Mornings are quieter here now and the messes on the kitchen table are all mine. I still have dogs tumbling around underfoot making sure my house is never completely quiet or clean and there is one old cat left that likes to hide behind the curtain and sleep in the sun on the windowsill. I didn’t pick many berries this year. I let the birds have all of the mulberries and the weather was weird and my blueberry bushes barely produced any fruit. I did pick some blackberries and dewberries this year but I ate them all out of a bowl right after I picked and washed them. I didn’t make muffins or pancakes or my sweet fat clafoutis, the one recipe I really used to love to make in the summer with fresh eggs and berries, because my hens are long dead and there are no more eggs to gather and I keep letting the ones I buy at the grocery store go bad–or I boil them for the dogs.

I’ve become a tea and toast woman. I eat my toast with honey or jam or sliced fruit in the morning. Some days I eat apples, other days figs or avocados or tomatoes–whatever is in season. I mostly graze during the day. I nibble nuts and seeds, granola and crackers, maybe a carrot and hummus. I like a cookie now and then. I drink gallons of tea all day. I start with black and then switch to lemon ginger in the afternoons and then echinacea or maybe even hot chocolate at night, if I am really cold or get a wild hair and a sweet tooth. My dinner is usually something simple like a bowl of soup or rice and beans or maybe a baked sweet potato with something green alongside and another piece of toasted bread. I’ll splurge and eat cheese and pickles now and then. I love pickled beets and nuts in a leafy green salad. I’m trying to make myself cook more and better. Some days I think I make better meals for my dogs than I do for myself. I don’t go hungry though. I am just not inspired to cook much with no one around but me to cook for–but I make do.

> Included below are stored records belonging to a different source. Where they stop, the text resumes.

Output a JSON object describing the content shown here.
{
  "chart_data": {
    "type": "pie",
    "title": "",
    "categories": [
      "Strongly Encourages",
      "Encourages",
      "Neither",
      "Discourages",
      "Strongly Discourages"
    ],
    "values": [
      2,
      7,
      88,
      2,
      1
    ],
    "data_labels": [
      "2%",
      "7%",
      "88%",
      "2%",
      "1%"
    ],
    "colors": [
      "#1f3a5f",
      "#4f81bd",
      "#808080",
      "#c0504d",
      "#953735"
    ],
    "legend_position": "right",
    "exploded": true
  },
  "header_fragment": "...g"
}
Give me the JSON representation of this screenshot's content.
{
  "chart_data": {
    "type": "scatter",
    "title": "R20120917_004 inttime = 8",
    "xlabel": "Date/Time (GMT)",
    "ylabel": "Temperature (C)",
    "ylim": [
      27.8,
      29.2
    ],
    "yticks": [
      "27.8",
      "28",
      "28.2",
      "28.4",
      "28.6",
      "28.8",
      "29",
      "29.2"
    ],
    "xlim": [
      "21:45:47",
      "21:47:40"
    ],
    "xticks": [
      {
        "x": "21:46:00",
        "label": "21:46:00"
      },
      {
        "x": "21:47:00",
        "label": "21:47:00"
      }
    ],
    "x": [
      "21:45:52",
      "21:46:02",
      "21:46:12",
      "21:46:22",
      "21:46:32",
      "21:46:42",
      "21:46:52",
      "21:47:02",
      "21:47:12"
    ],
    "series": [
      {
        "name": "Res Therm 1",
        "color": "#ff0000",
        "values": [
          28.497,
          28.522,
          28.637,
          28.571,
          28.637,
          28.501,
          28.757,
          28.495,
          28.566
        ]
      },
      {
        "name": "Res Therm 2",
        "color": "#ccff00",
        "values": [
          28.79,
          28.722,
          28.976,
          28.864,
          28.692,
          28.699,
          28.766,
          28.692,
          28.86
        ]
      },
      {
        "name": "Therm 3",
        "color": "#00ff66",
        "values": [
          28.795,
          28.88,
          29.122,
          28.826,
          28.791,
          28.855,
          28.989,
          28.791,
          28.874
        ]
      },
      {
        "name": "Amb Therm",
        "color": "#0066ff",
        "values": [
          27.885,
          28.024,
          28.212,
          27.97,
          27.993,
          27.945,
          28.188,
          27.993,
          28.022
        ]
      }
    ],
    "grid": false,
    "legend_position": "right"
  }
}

After my husband died I really wanted to move out of this place. I wanted to move to a smaller house, not quite off the grid but away from the noise of the city and certainly not nestled in suburbia. Everyone told me it was a bad idea to move–and I do mean everyone. I did what everyone said I should do and I stayed put but I know now I was a fool to listen. I have way too much house, too much land, too much worry. I even have way too much kitchen table. I’m trying to figure out how to live simply in a overstuffed complicated place. It’s a challenge.

I don’t honestly know where I’d go if I did leave. This country has become a scary place. I’m probably better off staying where things are familiar. I stay home most days and walk the woods with my dogs and visit the creek and make art and eat and sleep when I feel like it. The space is definitely too big and my life is getting smaller and there are days when I just can’t stand it anymore and I imagine packing up the car with my dogs and the old cat and just a few boxes of the bare essentials and heading for the proverbial hills but I never do more than imagine. Most days I am just really grateful that I have a home in these weird wild acres that I have grown to love and a studio where I can make and write. It’s not perfect but it’s mine and a lot of the ghosts are friendly so I reckon this is where I’ll be until I no longer am. If I am lucky, I will sup here on toast and tea at the messy farm table ’til my final days.